Let’s face it: there is a lot of self published material out there that should have never seen the light of day. Self-pub can be a digital slush pile where you, the reader, are expected to pan for the gold. But I think the gold rush mentality is changing. People are finding out that slapping a book together and posting it on Amazon isn’t a get rich quick scheme. Being an author is actual, honest to goodness work.
The book world is learning how to deal with the influx. Better review systems and policies are always being developed. Book services are popping up to connect readers with titles that fit their preferences and these services are getting more picky about which books they let through the gates.

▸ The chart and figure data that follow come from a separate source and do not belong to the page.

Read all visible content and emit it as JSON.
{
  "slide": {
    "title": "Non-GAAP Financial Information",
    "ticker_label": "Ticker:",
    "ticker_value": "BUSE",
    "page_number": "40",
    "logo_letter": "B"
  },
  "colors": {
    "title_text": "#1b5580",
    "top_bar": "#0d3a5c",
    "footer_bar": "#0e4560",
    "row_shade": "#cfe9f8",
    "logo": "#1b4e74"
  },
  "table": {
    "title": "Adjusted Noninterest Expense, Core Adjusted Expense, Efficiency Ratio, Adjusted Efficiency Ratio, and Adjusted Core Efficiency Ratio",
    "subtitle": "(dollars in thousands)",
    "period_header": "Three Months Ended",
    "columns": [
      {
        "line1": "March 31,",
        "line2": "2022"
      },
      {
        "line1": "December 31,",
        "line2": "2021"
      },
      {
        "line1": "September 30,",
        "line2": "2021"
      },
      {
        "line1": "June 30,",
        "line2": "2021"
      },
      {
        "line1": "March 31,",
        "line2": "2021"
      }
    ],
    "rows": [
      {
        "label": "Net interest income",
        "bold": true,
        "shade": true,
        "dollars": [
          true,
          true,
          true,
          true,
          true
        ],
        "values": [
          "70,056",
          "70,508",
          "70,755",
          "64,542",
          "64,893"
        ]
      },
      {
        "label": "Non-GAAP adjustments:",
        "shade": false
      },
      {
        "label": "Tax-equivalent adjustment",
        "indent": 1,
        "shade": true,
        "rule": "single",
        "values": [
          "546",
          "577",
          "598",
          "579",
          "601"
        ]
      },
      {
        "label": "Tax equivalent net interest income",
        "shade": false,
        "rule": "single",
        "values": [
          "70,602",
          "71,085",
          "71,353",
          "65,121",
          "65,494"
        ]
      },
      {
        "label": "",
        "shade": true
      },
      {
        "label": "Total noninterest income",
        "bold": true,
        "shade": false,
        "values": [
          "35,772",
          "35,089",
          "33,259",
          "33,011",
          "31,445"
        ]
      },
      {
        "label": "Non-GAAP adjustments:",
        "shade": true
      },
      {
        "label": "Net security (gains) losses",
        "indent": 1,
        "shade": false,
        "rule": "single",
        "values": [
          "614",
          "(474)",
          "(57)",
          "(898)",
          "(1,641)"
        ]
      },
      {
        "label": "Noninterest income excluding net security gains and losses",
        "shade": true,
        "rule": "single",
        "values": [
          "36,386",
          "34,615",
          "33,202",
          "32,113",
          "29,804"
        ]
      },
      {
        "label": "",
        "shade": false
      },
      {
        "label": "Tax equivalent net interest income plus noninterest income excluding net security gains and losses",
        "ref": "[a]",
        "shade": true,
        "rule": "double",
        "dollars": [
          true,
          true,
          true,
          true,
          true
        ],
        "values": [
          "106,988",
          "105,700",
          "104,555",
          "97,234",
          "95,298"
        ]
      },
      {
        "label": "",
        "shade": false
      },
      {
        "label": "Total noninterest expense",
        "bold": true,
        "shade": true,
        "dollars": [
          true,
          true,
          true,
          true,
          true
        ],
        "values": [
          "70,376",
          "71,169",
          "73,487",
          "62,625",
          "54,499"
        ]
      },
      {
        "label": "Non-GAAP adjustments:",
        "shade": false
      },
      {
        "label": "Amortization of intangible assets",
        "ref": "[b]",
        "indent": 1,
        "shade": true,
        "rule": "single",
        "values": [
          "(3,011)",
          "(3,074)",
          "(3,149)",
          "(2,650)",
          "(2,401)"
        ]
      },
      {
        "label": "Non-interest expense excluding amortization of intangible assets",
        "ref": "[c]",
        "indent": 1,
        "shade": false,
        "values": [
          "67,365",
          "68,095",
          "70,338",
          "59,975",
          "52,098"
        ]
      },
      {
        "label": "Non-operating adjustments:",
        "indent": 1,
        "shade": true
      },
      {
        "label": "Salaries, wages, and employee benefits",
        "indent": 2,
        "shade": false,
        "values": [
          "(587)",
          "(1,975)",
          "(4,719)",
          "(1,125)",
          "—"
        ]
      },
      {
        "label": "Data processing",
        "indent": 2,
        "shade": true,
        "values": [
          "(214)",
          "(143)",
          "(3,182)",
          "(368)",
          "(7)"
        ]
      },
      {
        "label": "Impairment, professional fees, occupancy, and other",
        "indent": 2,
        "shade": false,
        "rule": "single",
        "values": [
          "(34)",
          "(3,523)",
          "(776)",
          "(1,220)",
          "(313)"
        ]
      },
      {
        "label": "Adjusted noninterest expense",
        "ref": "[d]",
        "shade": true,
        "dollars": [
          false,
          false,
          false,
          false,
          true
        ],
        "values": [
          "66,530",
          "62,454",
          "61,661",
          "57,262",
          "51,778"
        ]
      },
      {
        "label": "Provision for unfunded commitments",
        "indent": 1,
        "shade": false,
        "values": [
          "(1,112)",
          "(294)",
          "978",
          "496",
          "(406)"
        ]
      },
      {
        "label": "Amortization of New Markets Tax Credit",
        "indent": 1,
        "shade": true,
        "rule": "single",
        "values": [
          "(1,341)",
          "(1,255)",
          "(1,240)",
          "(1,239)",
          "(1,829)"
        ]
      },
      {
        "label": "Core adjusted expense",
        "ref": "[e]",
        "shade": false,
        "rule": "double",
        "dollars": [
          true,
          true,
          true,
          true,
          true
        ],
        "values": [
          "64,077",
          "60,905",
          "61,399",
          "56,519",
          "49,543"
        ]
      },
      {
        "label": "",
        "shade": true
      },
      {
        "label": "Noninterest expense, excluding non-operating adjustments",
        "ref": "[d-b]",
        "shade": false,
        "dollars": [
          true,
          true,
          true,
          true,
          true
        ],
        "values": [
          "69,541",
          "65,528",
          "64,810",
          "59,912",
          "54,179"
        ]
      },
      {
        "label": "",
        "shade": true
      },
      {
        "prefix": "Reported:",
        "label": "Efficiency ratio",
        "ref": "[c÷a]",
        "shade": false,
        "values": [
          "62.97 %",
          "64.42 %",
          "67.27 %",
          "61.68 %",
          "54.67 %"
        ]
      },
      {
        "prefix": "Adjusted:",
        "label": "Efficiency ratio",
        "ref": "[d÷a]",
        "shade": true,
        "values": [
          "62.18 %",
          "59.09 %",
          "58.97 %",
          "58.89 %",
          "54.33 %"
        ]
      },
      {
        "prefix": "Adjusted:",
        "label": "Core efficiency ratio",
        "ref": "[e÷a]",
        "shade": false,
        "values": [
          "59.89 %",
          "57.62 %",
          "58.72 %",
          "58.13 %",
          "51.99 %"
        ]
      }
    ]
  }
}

And then there are sites like Immerse or Die, which are culling the herd with actual critical reviews of self-published books.
Submitting your book to Jefferson Smith takes some fortitude. The schtick is that he hops on his treadmill for his regular 40 minute jog and will read your book – for as long as it keeps him immersed. If you can write a book that keeps his mind off the physical drudgery, you’re in the winner’s circle. If you can’t? Well, after three “WTFs” he’s off the treadmill to write up a report about what went wrong.
His health is in your hands.
It’s a fun concept and he’s proven to be brutally honest. Not many books survive, though some do.
Thanks to Jefferson, I’ve expanded my own reading list and recently finished the hard boiled near-future sci-fi, Strictly Analog by Richard Levesque.
The story takes place in the city of Los Angeles at a time when the country has been torn apart by civil war and economic collapse. California, now led by an elected corporation, has seceded. Other states followed, inducing a full scale meltdown and border skirmishes between the states which an overstretched federal government could do little about. All of this intriguing world building is the backdrop for Private Investigator Ted Lomax’s tale of betrayal and conspiracy.
Ted has a disability – an interface problem if you will. He lost an eye in a firefight on the Las Vegas strip and has a handy, plastic replacement. This makes using the advanced ocular interfaces which the world now relies on for all of their social and entertainment needs a bit tricky. But Ted has turned this to his advantage and has shunned the tech to keep his business “strictly analog”.
The world building and premise for Levesque’s book are a solid hook. The writing, as I’ve learned that you can expect from all the books which survive Jefferson treadmill, is also well executed. Levesque successfully captures a neo-noir feel by updating the dark and shady alleys to the experience driven spaces of a world caught between pixels and pavement.
My one nitpick is that there was a tendency of the story to rely too heavily on exposition. In Levesque’s defense, this is a common feature of hard-boiled fiction. However, there were some key elements which I feel would have benefitted from a more direct treatment. The distancing didn’t maintain mystery as I think was the intention, but alternately telegraphed a few plot points and obscured key characters that begged for more screen time.
That small quibble aside, Strictly Analog was an entertaining read which I recommend for anyone looking for an inventive genre mash-up. World building was excellent, the futuristic tech was familiar in an “I could see this coming to a store near me” sort of way that heightened the near future feel. The story also gives enough of a hard-boiled vibe to provide an intriguing mystery and entertain without dipping too far into imitation. Job well done, nugget appraised – there be gold in them there Hollywood hills!